— Это вообще не делается, если вы протестантка. — Священник довольно резок с ней. — Исповедь — дело чрезвычайной серьезности. Оно касается благополучия и конечной участи души. Это не развлечение для праздных и любопытных.
— О, но я не отношусь к праздным и любопытным, я… я говорю серьезно, отец. Я в беде… — У нее срывается голос, она сглатывает всхлипывание; но по другую сторону слышно встревоженное движение. — Мне нужна помощь.
— Хорошо. Видимо, что-то тянет вас в лоно истинной церкви, и если я могу стать орудием этого… Да. Я выслушаю твою исповедь, дитя.
Холод камня просачивается в колени.
— Исповедоваться принято в грехах, но я не могу быть уверенной, что составляет грех в глазах вашей церкви.
— Грех есть грех. — Снова резкость. — Загляните в свое сердце.
— То, что я чувствую к кому-то… — Она замолкает. Хотя их голоса звучат очень тихо, Шарлотте кажется, что они грохочут и эхом отдаются в колокольне; ее звенящие слова разносятся по всему городу, над полями и морем. — Это не то, что я совершила, это не действие. Это больше желание, но… такого рода желание, которое никогда не может сбыться. Это не… Если желаешь, чтобы кто-то был мертв, это ведь грех, верно? Особенно, если это может произойти на самом деле. Но это желание… просто… чтобы кто-то никогда не существовал. Это тяжкий грех?
— Вы чувствуете это?
Слезы снова перекрывают дыхание, и Шарлотта не в силах ответить.
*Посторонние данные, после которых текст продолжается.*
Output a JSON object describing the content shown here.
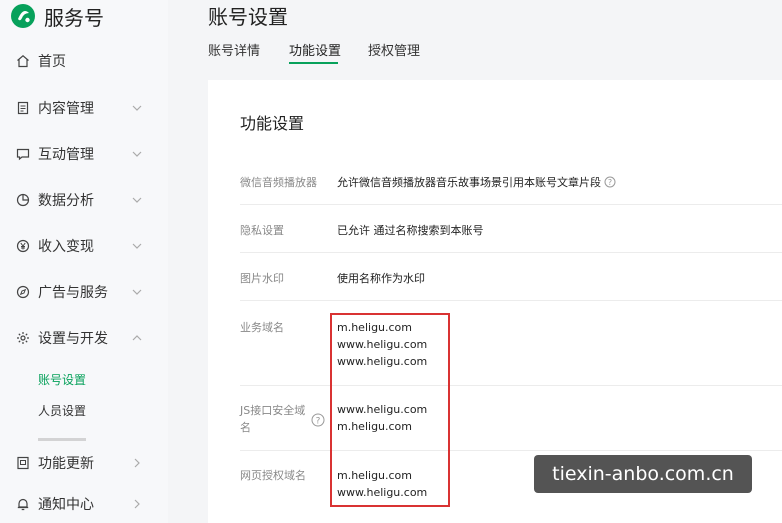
{
  "brand": {
    "name": "服务号",
    "accent": "#07a15b"
  },
  "sidebar": {
    "items": [
      {
        "label": "首页",
        "icon": "home-icon"
      },
      {
        "label": "内容管理",
        "icon": "document-icon"
      },
      {
        "label": "互动管理",
        "icon": "chat-icon"
      },
      {
        "label": "数据分析",
        "icon": "chart-pie-icon"
      },
      {
        "label": "收入变现",
        "icon": "yen-icon"
      },
      {
        "label": "广告与服务",
        "icon": "compass-icon"
      },
      {
        "label": "设置与开发",
        "icon": "gear-icon"
      },
      {
        "label": "功能更新",
        "icon": "update-icon"
      },
      {
        "label": "通知中心",
        "icon": "bell-icon"
      }
    ],
    "subitems": [
      "账号设置",
      "人员设置"
    ]
  },
  "header": {
    "title": "账号设置",
    "tabs": [
      "账号详情",
      "功能设置",
      "授权管理"
    ]
  },
  "section": {
    "title": "功能设置",
    "rows": [
      {
        "label": "微信音频播放器",
        "value": "允许微信音频播放器音乐故事场景引用本账号文章片段"
      },
      {
        "label": "隐私设置",
        "value": "已允许 通过名称搜索到本账号"
      },
      {
        "label": "图片水印",
        "value": "使用名称作为水印"
      },
      {
        "label": "业务域名",
        "values": [
          "m.heligu.com",
          "www.heligu.com",
          "www.heligu.com"
        ]
      },
      {
        "label_line1": "JS接口安全域",
        "label_line2": "名",
        "values": [
          "www.heligu.com",
          "m.heligu.com"
        ]
      },
      {
        "label": "网页授权域名",
        "values": [
          "m.heligu.com",
          "www.heligu.com"
        ]
      }
    ]
  },
  "watermark": {
    "text": "tiexin-anbo.com.cn"
  }
}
Но священник принимает ее застопоренное молчание за признание, раскаяние. Вскоре он уже настойчиво бормочет, что она правильно поступила, сделав первый шаг, что истинная церковь ждет ее, что ей следует приходить к нему каждое утро, дабы он мог наблюдать за ее обращением…
Она покидает храм, пообещав приходить. Что ж, она все равно уже один раз солгала.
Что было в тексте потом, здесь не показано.